This example underscores the importance of having a key that matches exactly. Some, but not all, of the issues involved in joining these two data sets can be solved with functions in the stringr
package (discussed in a few weeks). But, the underlying problem remains and, if we wanted to combine the two data sets fully, we would need to recode some of the major names by hand.
Class Exercise 3. Read in the gun violence data set, and suppose that you want to add a row to this data set that has the statistics on gun ownership and mortality rate in the District of Columbia (Washington D.C., which is in the NE region, has 16.7 deaths per 100,000 people, and a gun ownership rate of 8.7%). To do so, create a tibble()
that has a single row representing D.C. and then combine your new tibble
with the overall gun violence data set. Name this new data set all_df
.
Class Exercise 4. Examine the following data sets that are in R
’s base library on demographic statistics about the U.S. states and state abbreviations:
df1 <- as_tibble(state.x77)
df2 <- as_tibble(state.abb)
df1
#> # A tibble: 50 × 8
#> Population Income Illiteracy `Life Exp` Murder `HS Grad` Frost Area
#> <dbl> <dbl> <dbl> <dbl> <dbl> <dbl> <dbl> <dbl>
#> 1 3615 3624 2.1 69.0 15.1 41.3 20 50708
#> 2 365 6315 1.5 69.3 11.3 66.7 152 566432
#> 3 2212 4530 1.8 70.6 7.8 58.1 15 113417
#> 4 2110 3378 1.9 70.7 10.1 39.9 65 51945
#> 5 21198 5114 1.1 71.7 10.3 62.6 20 156361
#> 6 2541 4884 0.7 72.1 6.8 63.9 166 103766
#> # ℹ 44 more rows
df2
#> # A tibble: 50 × 1
#> value
#> <chr>
#> 1 AL
#> 2 AK
#> 3 AZ
#> 4 AR
#> 5 CA
#> 6 CO
#> # ℹ 44 more rows
Combine the two data sets with bind_cols()

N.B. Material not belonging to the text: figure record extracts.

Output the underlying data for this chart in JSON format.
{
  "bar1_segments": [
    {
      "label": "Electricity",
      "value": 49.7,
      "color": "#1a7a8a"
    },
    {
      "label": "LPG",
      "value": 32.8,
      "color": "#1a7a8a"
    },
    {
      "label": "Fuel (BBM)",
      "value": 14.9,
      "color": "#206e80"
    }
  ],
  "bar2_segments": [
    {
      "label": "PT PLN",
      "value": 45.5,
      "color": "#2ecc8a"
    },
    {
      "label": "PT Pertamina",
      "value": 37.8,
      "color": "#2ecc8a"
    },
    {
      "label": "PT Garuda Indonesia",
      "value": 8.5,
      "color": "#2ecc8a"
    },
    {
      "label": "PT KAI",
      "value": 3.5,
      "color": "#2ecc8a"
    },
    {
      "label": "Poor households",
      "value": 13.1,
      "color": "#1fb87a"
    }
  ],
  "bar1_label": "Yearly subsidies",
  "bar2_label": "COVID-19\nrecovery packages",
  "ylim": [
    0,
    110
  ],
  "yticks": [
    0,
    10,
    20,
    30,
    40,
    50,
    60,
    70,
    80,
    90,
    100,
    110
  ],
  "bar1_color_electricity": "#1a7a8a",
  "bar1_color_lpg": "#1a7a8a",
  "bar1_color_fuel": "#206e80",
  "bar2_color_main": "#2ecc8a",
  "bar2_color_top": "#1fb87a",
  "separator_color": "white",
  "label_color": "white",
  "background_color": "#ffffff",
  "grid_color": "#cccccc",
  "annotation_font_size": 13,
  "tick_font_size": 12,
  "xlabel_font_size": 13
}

and name the new data set states_df
. What are you assuming about the data sets in order to use this function?
Class Exercise 5. Use a join function to combine the mortality data set with D.C. (which we named all_df
) with the states data set from the previous exercise (states_df
). For this exercise, keep the row with Washington D.C., having it take on NA
values for any variable not observed in the states data.
Class Exercise 6. Repeat the previous exercise, but now drop Washington D.C. in your merging process. Practice doing this with a join function (as opposed to slice()
-ing it out explicitly).
Class Exercise 7. Use semi_join()
to create a subset of states_df
that are in the NE
region. Hint: You will need to filter all_df
from Exercise 1 first to contain only states in the NE
region.
Class Exercise 8. Do the same thing as in the previous exercise (that is, create a subset of states_df
that are in the NE
region), but this time, use anti_join()
.
11.4.2 Your Turn
Your Turn 1. In your group, evaluate whether each of the following statements are true or false:
An
inner_join()
will always result in a data set with the same or fewer rows than afull_join()
.An
inner_join()
will always result in a data set with the same or fewer rows than aleft_join()
.A
left_join()
will always result in a data set with the same number of rows as asemi_join()
on the same two data sets.
Your Turn 2. Examine the following data sets (the first is df3
and the second is df4
) and then, without running any code, answer the following questions in your group. Keep in mind that there are some duplicate keys!
id | xvar |
---|---|
A | 1 |
A | 2 |
C | 3 |
C | 1 |
F | 2 |
F | 6 |
id | yvar |
---|---|
A | 2 |
B | 1 |
C | 2 |
D | 1 |
D | 1 |
D | 4 |
How many rows would be in the data set from
left_join(df3, df4, by = join_by(id == id))
?How many rows would be in the data set from
left_join(df4, df3, by = join_by(id == id))
?How many rows would be in the data set from
full_join(df3, df4, by = join_by(id == id))
?How many rows would be in the data set from
inner_join(df3, df4, by = join_by(id == id))
?How many rows would be in the data set from
semi_join(df3, df4, by = join_by(id == id))
?How many rows would be in the data set from
anti_join(df3, df4, by = join_by(id == id))
?
Your Turn 3. Examine again the gun violence data set, and explain why each attempt at combining the D.C. data with the overall data doesn’t work or is incorrect.
test1 <- tibble(state = "Washington D.C.", mortality_rate = 16.7,
ownership_rate = 8.7, region = "NE")
bind_rows(mortality_df, test1)
test2 <- tibble(state = "Washington D.C.", mortality_rate = 16.7,
ownership_rate = 0.087, region = NE)
#> Error: object 'NE' not found
bind_rows(mortality_df, test2)
#> Error in eval(expr, envir, enclos): object 'test2' not found
test3 <- tibble(state = "Washington D.C.", mortality_rate = "16.7",
ownership_rate = "0.087", region = "NE")
bind_rows(mortality_df, test3)
#> Error in `bind_rows()`:
#> ! Can't combine `..1$mortality_rate` <double> and `..2$mortality_rate` <character>.
Your Turn 4. We will do a short activity with joining using slips of paper. After we complete the activity, consider the following. Suppose that you have a data frame called courses_df
that contains the course schedule for the fall semester for 100 different professors at SLU, each with 3 different courses (so that there are 300 total rows in the data set: 3 rows per professor). Of the 100 professors, 5 are in the Math-CS-Stat department.
You have another data frame called info_df
that contains information about the 15 Math-CS-Stat professors at SLU (with just one row per professor). Again, 5 of these professors also appear in courses_df
while the other 10 do not.
How many rows would result in the following joins, assuming that you use professor as the key in the join_by()
function?
left_join(courses_df, info_df)
semi_join(info_df, courses_df)
anti_join(courses_df, info_df)
inner_join(courses_df, info_df)
full_join(courses_df, info_df)